A final problem is finding the frontal area of the shuttlecraft . . . as in, were it to fly through paper and cut it perfectly rather than tear it, thus making a neat shuttle-sized hole, what would the area of that hole be? Fortunately, this is easy enough with
Google Trimble SketchUp, at which point we find a frontal area of 7.55 square meters, give or take.
So, now we have basically all the parts we need. For the density of the air we will just rough it as an average of .9 kg/m^3 . . . at sea level it can be 1.2, but at 50,000ft (15km) you're gonna be looking at a much lower value, somewhere in the .3 range. .9 is the pressure at about 7500 feet (~2300m).
The terminal velocity of a shuttlecraft is thus the square root of: 2 times 29,000kg times 9.8 m/s^2, divided by 0.9 kg/m^3 times 7.55 m^2 times 0.55.
Check my math, but I believe that works out to the square root of 568400/3.73725, or the square root of about 152090, which yields about 390 m/s as the terminal velocity.
Interestingly enough, that's greater than Mach 1 at the altitude indicated by our "average" pressure. If we calculate instead based on sea level pressure of 1.2 kg/m^3, then the terminal velocity drops to 338 m/s, which is so close to Mach 1 at sea level STP (340 m/s) that, given the back-of-the-envelope wild-ass nature of our exploration, it might as well be close enough. (And hey, wouldn't it be cool to see the transsonic condensation clouds around a shuttle as it is about to hit the ground?)
So, terminal velocity of a shuttlecraft is approximately 340 m/s (Mach 1) at sea level, and greater than Mach 1 at higher altitudes.

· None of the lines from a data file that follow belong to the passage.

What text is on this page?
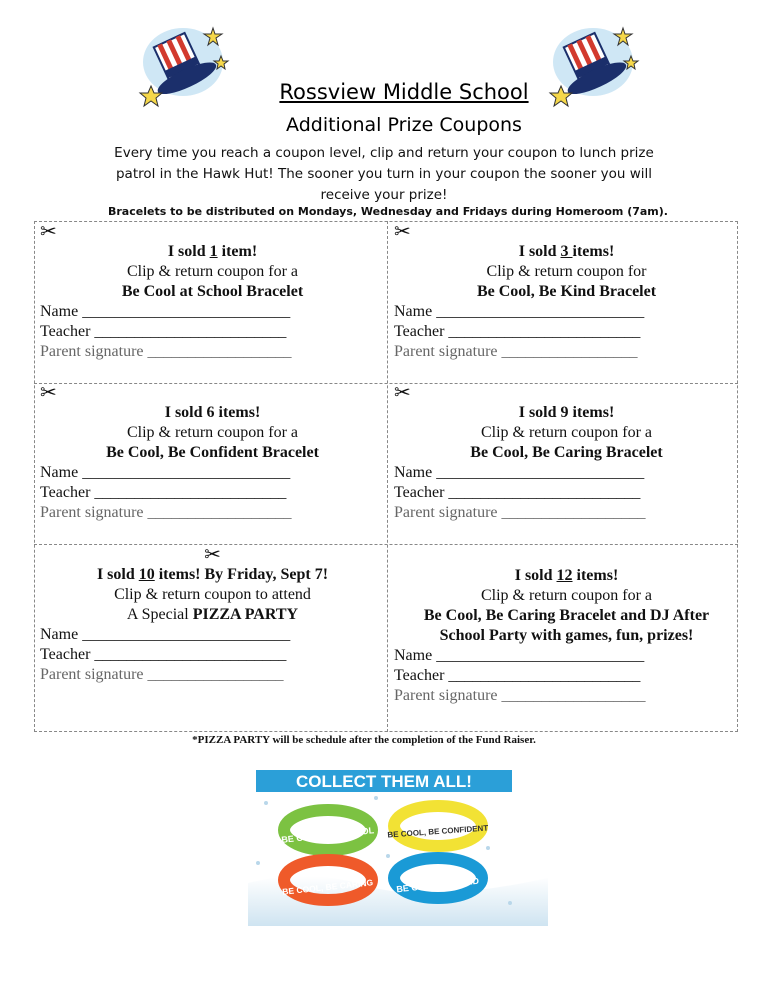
Rossview Middle School
Additional Prize Coupons
Every time you reach a coupon level, clip and return your coupon to lunch prize patrol in the Hawk Hut! The sooner you turn in your coupon the sooner you will receive your prize!
Bracelets to be distributed on Mondays, Wednesday and Fridays during Homeroom (7am).
✂
I sold 1 item!
Clip & return coupon for a
Be Cool at School Bracelet
Name __________________________
Teacher ________________________
Parent signature __________________
✂
I sold 3 items!
Clip & return coupon for
Be Cool, Be Kind Bracelet
Name __________________________
Teacher ________________________
Parent signature _________________
✂
I sold 6 items!
Clip & return coupon for a
Be Cool, Be Confident Bracelet
Name __________________________
Teacher ________________________
Parent signature __________________
✂
I sold 9 items!
Clip & return coupon for a
Be Cool, Be Caring Bracelet
Name __________________________
Teacher ________________________
Parent signature __________________
✂
I sold 10 items! By Friday, Sept 7!
Clip & return coupon to attend
A Special PIZZA PARTY
Name __________________________
Teacher ________________________
Parent signature _________________
I sold 12 items!
Clip & return coupon for a
Be Cool, Be Caring Bracelet and DJ After
School Party with games, fun, prizes!
Name __________________________
Teacher ________________________
Parent signature __________________
*PIZZA PARTY will be schedule after the completion of the Fund Raiser.
COLLECT THEM ALL!
BE COOL @ SCHOOL BE COOL, BE CONFIDENT
BE COOL, BE CARING BE COOL, BE KIND
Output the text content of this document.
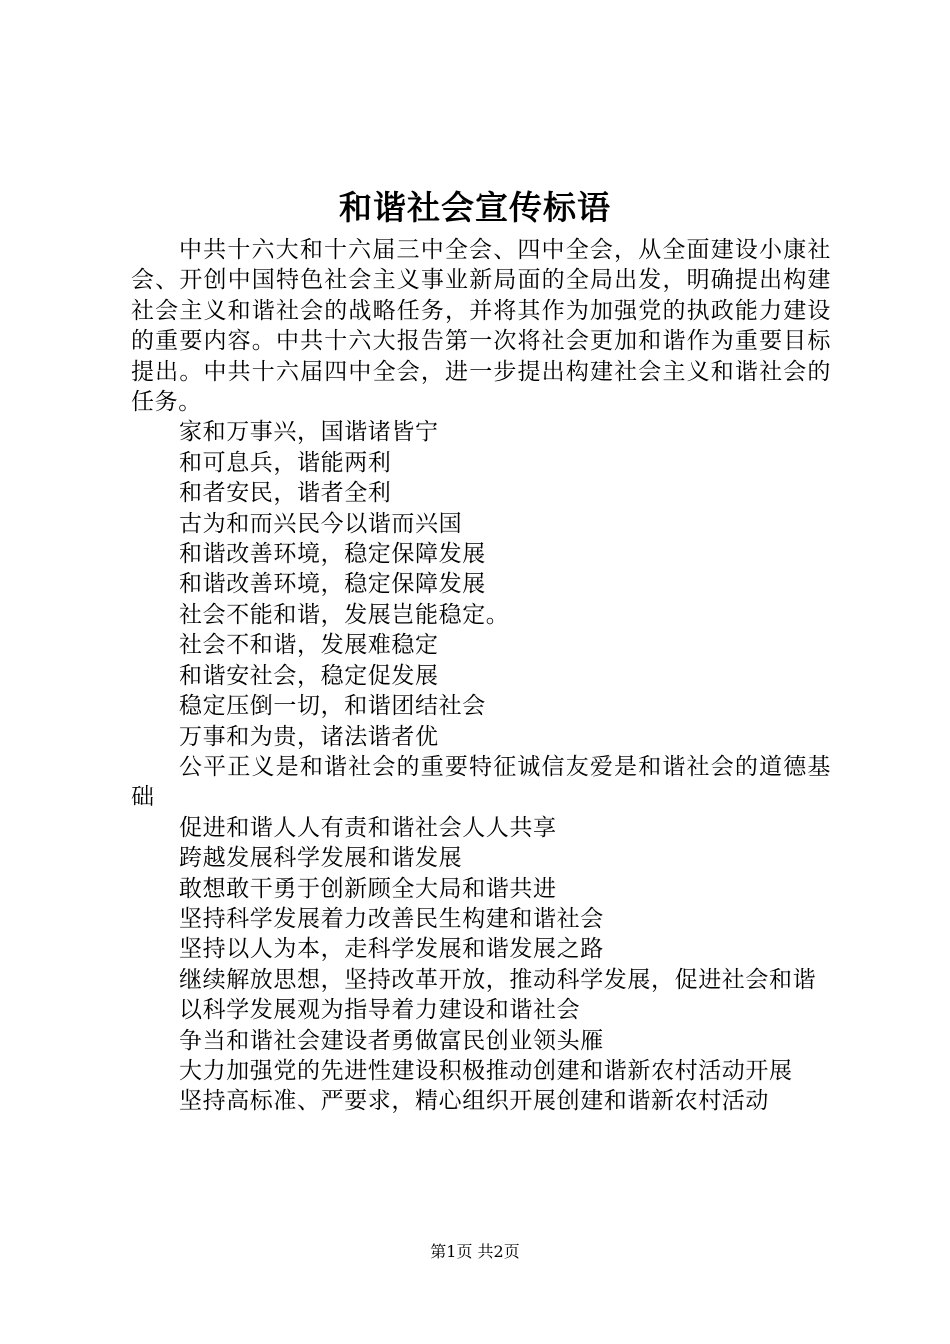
和谐社会宣传标语

中共十六大和十六届三中全会、四中全会，从全面建设小康社会、开创中国特色社会主义事业新局面的全局出发，明确提出构建社会主义和谐社会的战略任务，并将其作为加强党的执政能力建设的重要内容。中共十六大报告第一次将社会更加和谐作为重要目标提出。中共十六届四中全会，进一步提出构建社会主义和谐社会的任务。

家和万事兴，国谐诸皆宁

和可息兵，谐能两利

和者安民，谐者全利

古为和而兴民今以谐而兴国

和谐改善环境，稳定保障发展

和谐改善环境，稳定保障发展

社会不能和谐，发展岂能稳定。

社会不和谐，发展难稳定

和谐安社会，稳定促发展

稳定压倒一切，和谐团结社会

万事和为贵，诸法谐者优

公平正义是和谐社会的重要特征诚信友爱是和谐社会的道德基础

促进和谐人人有责和谐社会人人共享

跨越发展科学发展和谐发展

敢想敢干勇于创新顾全大局和谐共进

坚持科学发展着力改善民生构建和谐社会

坚持以人为本，走科学发展和谐发展之路

继续解放思想，坚持改革开放，推动科学发展，促进社会和谐

以科学发展观为指导着力建设和谐社会

争当和谐社会建设者勇做富民创业领头雁

大力加强党的先进性建设积极推动创建和谐新农村活动开展

坚持高标准、严要求，精心组织开展创建和谐新农村活动

第1页 共2页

Now, of course, it's worth noting that this is not especially useful for the page in question, since the shuttle from "Rise"[VOY3] was not actually dropping like a brick, but was instead engaged in powered descending flight and then suddenly lost power. The result would be more like a ballistic trajectory than a simple fall. But hey, it was fun anyway, wasn't it?